Barcelona: Fazla söze gerek yok, dünyalıların deyimiyle “Uzay Takımı”. Teknik direktörleri değişse bile oyun mentalitesi ve taktiği asla değişmeyen, topu rakibe göstermeyen, rakibi topun peşinden koşmaktan helak olan, Messi, Xavi, Iniesta gibi yıldızlarıyla rakiplerine sahayı dar eden ekol.
Juventus: Yaşadığı şike olayları nedeniyle ligden düşme cezasının ardından Juventus’un eski gücüne geri dönemeyeceğini düşünenleri yanıltmaya devam ediyor, gün ve gün yükselişini devam ettiriyor. Hala eski Trezeguet’li, Nedved’li günlerinde değiller ama yükselişleri takdire şayan. Kalede Buffon gibi bir efsane, defansta kaya gibi bir stoper Chiellini, orta sahada Pirlo gibi bir maestro ve Vidal gibi bir dinamo ile rakiplerine zor anlar yaşatabilecek bir iskelete sahip. Rakiplerine pozisyon vermeyen sert İtalyan defans anlayışları ise geriye düşen takım için dönülmez bir yol anlamına gelebilir.
Borussia Dortmund: Bundan üç dört sene öncesine kadar on iki milyon euroluk genç mütevazi bir kadroyla kurulduklarında bu noktalara gelebilecekleri hayal olarak görülebilirdi, ama kurdukları alt yapı sistemi hakkında en ufak bir bilgisi bile olan biri bile bunun hayal olmadığı rahatça görebilirdi. Genç ve yetenekli futbolcuları kadrosuna katıp, kendi değirmeninde öğüten ve sonuçta ortaya Nuri Şahin, İlkay Gündoğan, Mario Götze, Subotiç, Hummels, Kagawa, Sven Bender, Lewandowski, Grosskreutz gibi değerleri futbola armağan eden bir ekol.
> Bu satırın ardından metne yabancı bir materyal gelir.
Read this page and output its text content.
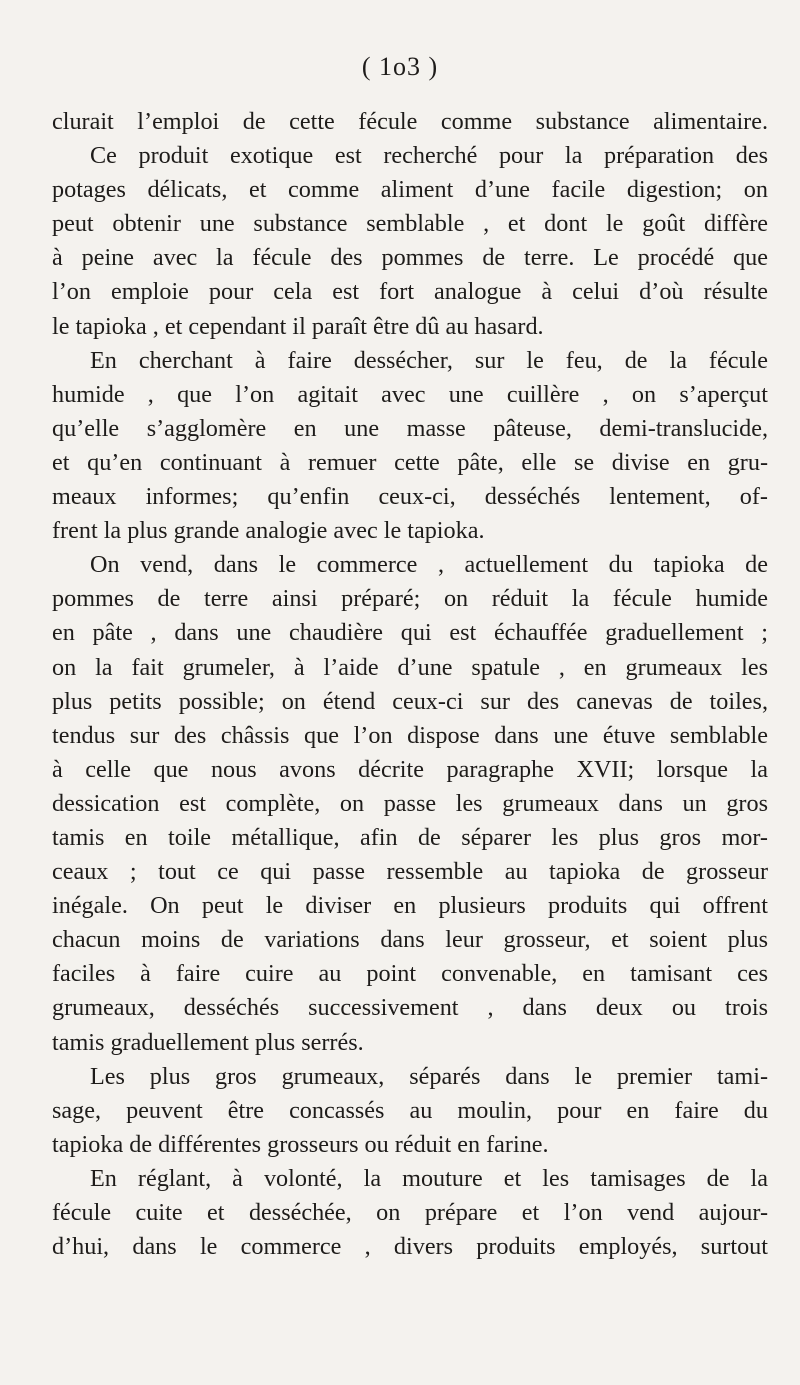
( 1o3 )
clurait l’emploi de cette fécule comme substance alimentaire.
Ce produit exotique est recherché pour la préparation des
potages délicats, et comme aliment d’une facile digestion; on
peut obtenir une substance semblable , et dont le goût diffère
à peine avec la fécule des pommes de terre. Le procédé que
l’on emploie pour cela est fort analogue à celui d’où résulte
le tapioka , et cependant il paraît être dû au hasard.
En cherchant à faire dessécher, sur le feu, de la fécule
humide , que l’on agitait avec une cuillère , on s’aperçut
qu’elle s’agglomère en une masse pâteuse, demi-translucide,
et qu’en continuant à remuer cette pâte, elle se divise en gru-
meaux informes; qu’enfin ceux-ci, desséchés lentement, of-
frent la plus grande analogie avec le tapioka.
On vend, dans le commerce , actuellement du tapioka de
pommes de terre ainsi préparé; on réduit la fécule humide
en pâte , dans une chaudière qui est échauffée graduellement ;
on la fait grumeler, à l’aide d’une spatule , en grumeaux les
plus petits possible; on étend ceux-ci sur des canevas de toiles,
tendus sur des châssis que l’on dispose dans une étuve semblable
à celle que nous avons décrite paragraphe XVII; lorsque la
dessication est complète, on passe les grumeaux dans un gros
tamis en toile métallique, afin de séparer les plus gros mor-
ceaux ; tout ce qui passe ressemble au tapioka de grosseur
inégale. On peut le diviser en plusieurs produits qui offrent
chacun moins de variations dans leur grosseur, et soient plus
faciles à faire cuire au point convenable, en tamisant ces
grumeaux, desséchés successivement , dans deux ou trois
tamis graduellement plus serrés.
Les plus gros grumeaux, séparés dans le premier tami-
sage, peuvent être concassés au moulin, pour en faire du
tapioka de différentes grosseurs ou réduit en farine.
En réglant, à volonté, la mouture et les tamisages de la
fécule cuite et desséchée, on prépare et l’on vend aujour-
d’hui, dans le commerce , divers produits employés, surtout
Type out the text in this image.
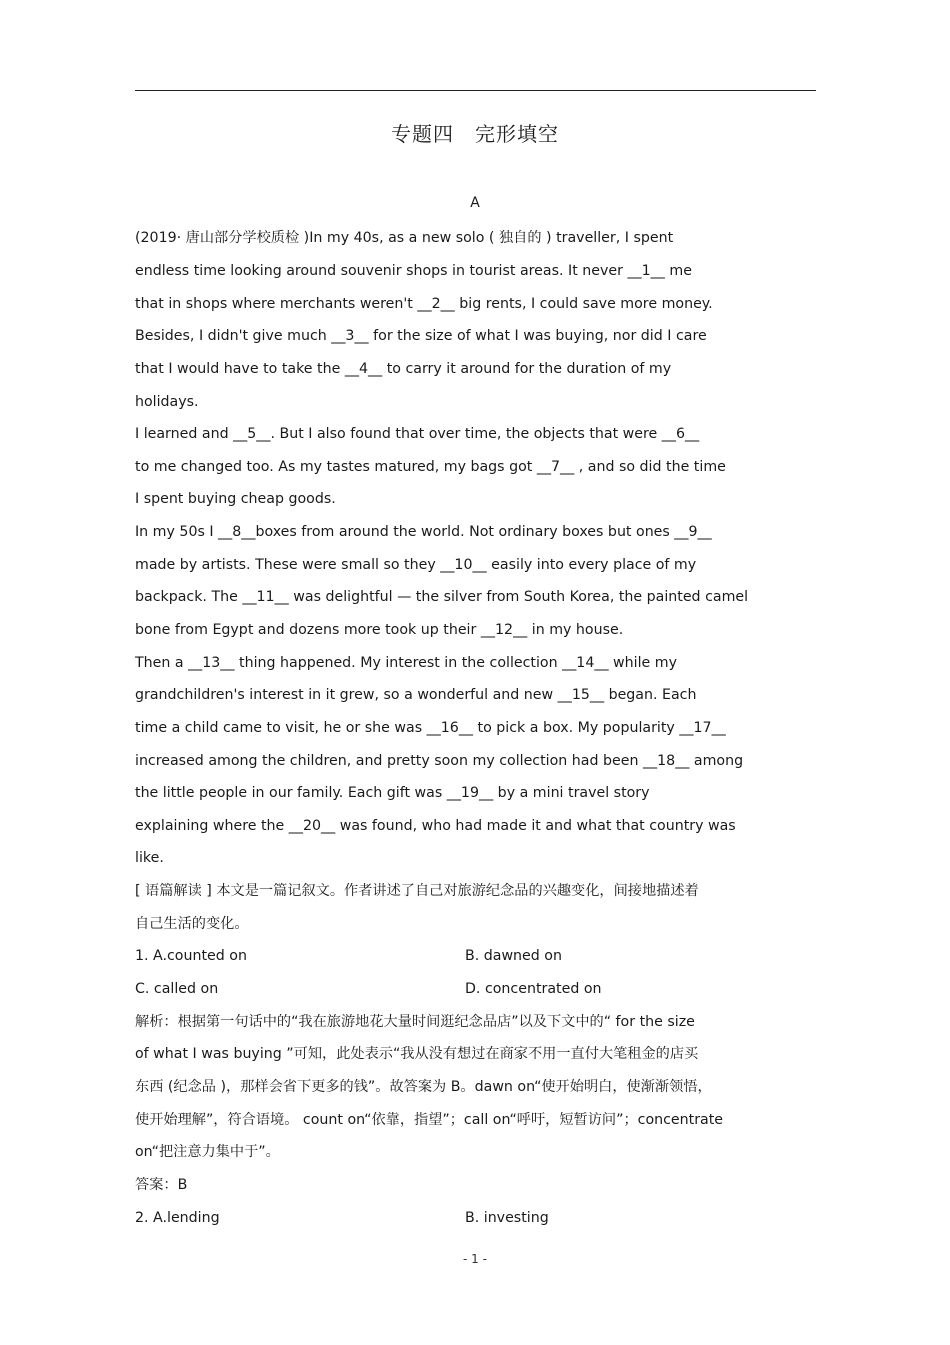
专题四　完形填空
A
(2019· 唐山部分学校质检 )In my 40s, as a new solo ( 独自的 ) traveller, I spent
endless time looking around souvenir shops in tourist areas. It never __1__ me
that in shops where merchants weren't __2__ big rents, I could save more money.
Besides, I didn't give much __3__ for the size of what I was buying, nor did I care
that I would have to take the __4__ to carry it around for the duration of my
holidays.
I learned and __5__. But I also found that over time, the objects that were __6__
to me changed too. As my tastes matured, my bags got __7__ , and so did the time
I spent buying cheap goods.
In my 50s I __8__boxes from around the world. Not ordinary boxes but ones __9__
made by artists. These were small so they __10__ easily into every place of my
backpack. The __11__ was delightful — the silver from South Korea, the painted camel
bone from Egypt and dozens more took up their __12__ in my house.
Then a __13__ thing happened. My interest in the collection __14__ while my
grandchildren's interest in it grew, so a wonderful and new __15__ began. Each
time a child came to visit, he or she was __16__ to pick a box. My popularity __17__
increased among the children, and pretty soon my collection had been __18__ among
the little people in our family. Each gift was __19__ by a mini travel story
explaining where the __20__ was found, who had made it and what that country was
like.
[ 语篇解读 ] 本文是一篇记叙文。作者讲述了自己对旅游纪念品的兴趣变化，间接地描述着
自己生活的变化。
1. A.counted on	B. dawned on
C. called on	D. concentrated on
解析：根据第一句话中的“我在旅游地花大量时间逛纪念品店”以及下文中的“ for the size
of what I was buying ”可知，此处表示“我从没有想过在商家不用一直付大笔租金的店买
东西 (纪念品 )，那样会省下更多的钱”。故答案为 B。dawn on“使开始明白，使渐渐领悟，
使开始理解”，符合语境。 count on“依靠，指望”；call on“呼吁，短暂访问”；concentrate
on“把注意力集中于”。
答案：B
2. A.lending	B. investing
- 1 -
Çok koşan, rakibe takım halinde pres yapan topu aldıklarında ise tüm takım olarak ok gibi ileri fırlayan bir mentalite, Alman disipliniyle birleşince ortaya ne mi çıkar, ölüm grubunda Real Madrid, Manchester City ve Ajax gibi takımlara kök söktüren Borussia Dortmund.
Bayern Münih: Borussia Dortmund’un Bundesliga’ya damga vurmasından önce Almanların futboldaki monopolüydü. Hala ekonomik anlamda Bundesliga’nın en güçlü takımı olmasına rağmen artık ona kafa tutabilecek bir Dortmund var. Kalelerinde Alman Mili takım kalecisi Manuel Neuer var. Defansta Badstuber, Boateng, Philipp Lahm ve Dante dörtlüsü ile standartların üzerindeler ancak aşılmaz bir kale havasından uzaktalar. Kanatlarda Robben, Ribery, Shaqiri gibi yıldızlarla yaratıcılık konusunda sıkıntı yaşamazlar, ortada ise Toni Kroos, Schweinsteiger deyim yerindeyse arı gibi çalışıyorlar. İlerde ise uzun ve fizikli forvetler dikkat çekiyor, Mario Mandzukic, Mario Gomez, Claudio Pizarro. Mario Mandzukic as olarak oynuyor. Üçü de ikili mücadelelerde rakip defansları oldukça yıpratan bir yapıya sahip. Bayern Münih maçı asla bırakmayan Alman mentalitesiyle zor takımlardan birisi.
Galatasaray’ı her halükarda zor rakipler bekliyor, gönlümüzden geçen ise zorlar arasından en kolayıyla eşleşebilmek ancak şunu unutmamalı herşey Galatasaray’ımız da bitiyor.